Un faux problème rendu réel par l’euro
A tous les perroquets austéritaires qui veulent poursuivre l’appauvrissement des services publics et le recul de la solidarité nationale, beaucoup d’arguments pourraient être opposés, si tant est qu’on donnait la parole à des penseurs non conformistes. D’abord, on pourrait opposer que cela fait des décennies que nos dirigeants veulent atteindre un déficit de 3% du PIB, que cette quête semble sans fin, et que l’augmentation du niveau de la dette publique se poursuit. On pourrait en tirer deux conclusions. D’abord, que les effets pervers de l’austérité contribuent, relativement paradoxalement, à creuser les déficits et la dette, en asphyxiant nos économies et en paupérisant les Français, ce qui pourrait pousser à changer de logiciel. De plus, cela relativise grandement les cris d’alarme de l’Ifrap et compagnie, qui n’étaient pas moins alarmistes en 2013 et nous annonçaient la quasi faillite sans changement de cap.
Le niveau des déficits et de notre dette ne semble guère impressionner les marchés, qui continuent de prêter largement à la France, sans sembler véritablement se soucier d’un quelconque risque. La hausse des taux des deux dernières années a surtout à voir avec le rebond inflationniste temporaire orchestré par le mécanisme fou de fixation du prix de l’électricité dans l’UE. L’explosion des factures de cette ressource si fondamentale pour nos économies a été aggravée par l’effet d’aubaine que cela a créé pour des multinationales en position de force sur leurs marchés, qui en ont profité pour augmenter les prix au-delà de leurs coûts, et gonfler plus encore leurs profits. La BCE, avec son mandat à courte vue, a remonté plus que de raison et brutalement les taux, créant un renchérissement préoccupant du coût de la dette publique dans toute l’Europe, refusant de voir que la hausse de l’inflation n’était que conjoncturelle…
Normalement, nos pays ne devraient pas s’inquiéter de la situation. En effet, la décennie 2010 nous a permis d’expérimenter une monétisation des dettes publiques raisonnable mais décisive, y compris dans la zone euro. Début 2022, plus du quart de notre dette publique, à l’époque 741 milliards sur 2813, était détenue par la Banque de France (671) et la BCE (70). Ce faisant, cette dette est parfaitement virtuelle puisqu’elle revient à détenir une créance sur nous-même et les intérêts que nous payons sont payés à nous-même… En clair, la situation n’est pas aussi inquiétante qu’elle n’en a l’air sur le front de la dette publique. Plutôt que parler des plus de 3000 milliards de dettes publique, nous devrions parler d’environ 2400 milliards de dette publique nette, sensiblement sous les 100% du PIB. Tout le problème est qu’aujourd’hui, la monétisation des dettes publiques de la zone euro a été stoppée et que certains poussaient même à une revente de ces titres par les banques centrales, sans que rien ne justifie cela pourtant.
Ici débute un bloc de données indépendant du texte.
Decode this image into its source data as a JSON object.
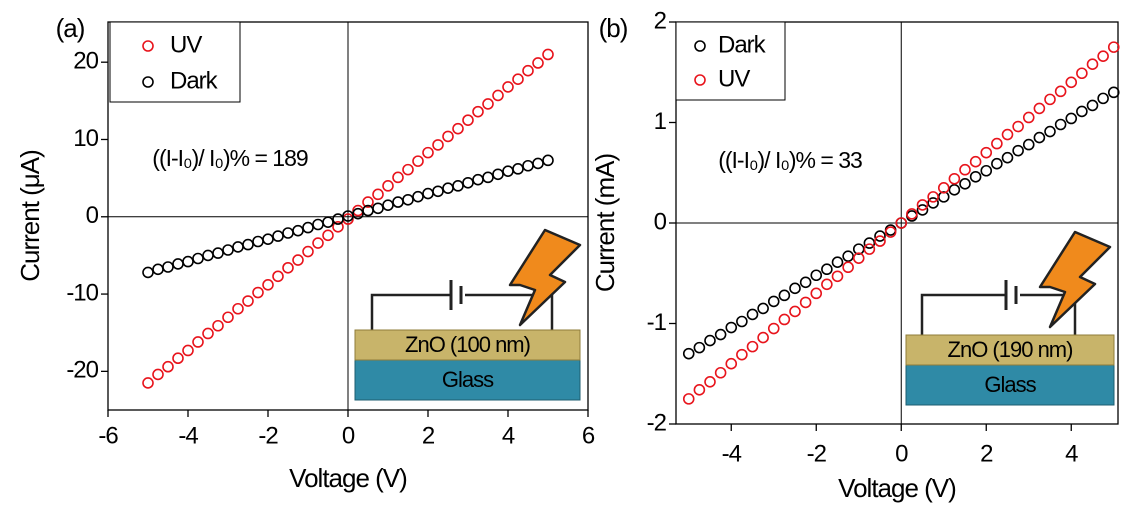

En outre, un cas montre qu’il est possible de mener des opérations de monétisation encore plus importantes : le Japon de Shinzo Abe. En 2012, ce pays affronte une dette de plus de 200% du PIB et un déficit budgétaire bien plus important que le nôtre (9,8% du PIB sur cette année). Le pays cherche également à lutter contre la déflation produite par une demande intérieure trop faible. Le Premier ministre décide alors de mener une politique massive de rachat de la dette publique par la Banque du Japon, à hauteur de plus de 10% du PIB tous les ans depuis. Même si cela est ignoré par les grands médias, aujourd’hui, largement plus de la moitié de la dette publique du pays (250% du PIB) est détenue par la banque centrale, ce qui signifie que la dette nette du pays est finalement proche de celle des pays européens. C’est une voie originale de désendettement, qui n’a pas produit de dérapage inflationniste, ce qui a probablement décidé les pays européens à pratiquer ce type de politique il y a quelques années, à moindre échelle.
Par-delà la révoltante absence de débat sur cette question économique fondamentale, même si nous avons vu qu’il était possible de mener une telle politique dans la zone euro, bien des questions se posent. En effet, si le Japon a pu mener cette politique, c’est aussi parce qu’il a sa monnaie, et une banque centrale qui suit les décisions du gouvernement. Dans la zone euro, mener une telle poltique suppose non seulement l’accord des autres pays, mais aussi des technocrates de la BCE… En outre, il est absurde de vouloir mener la même politique monétaire dans un ensemble aussi hétéroclite. Si les Allemands ne voulaient pas monétiser, cela devrait être leur seul choix. Mais si les Italiens et les Français le souhaitaient, alors, nous devrions pouvoir mener cette politique de désendettement à bon compte, quand elle est bien mesurée. Il est évident que les besoins de Berlin ne sont pas ceux de Rome et de Paris.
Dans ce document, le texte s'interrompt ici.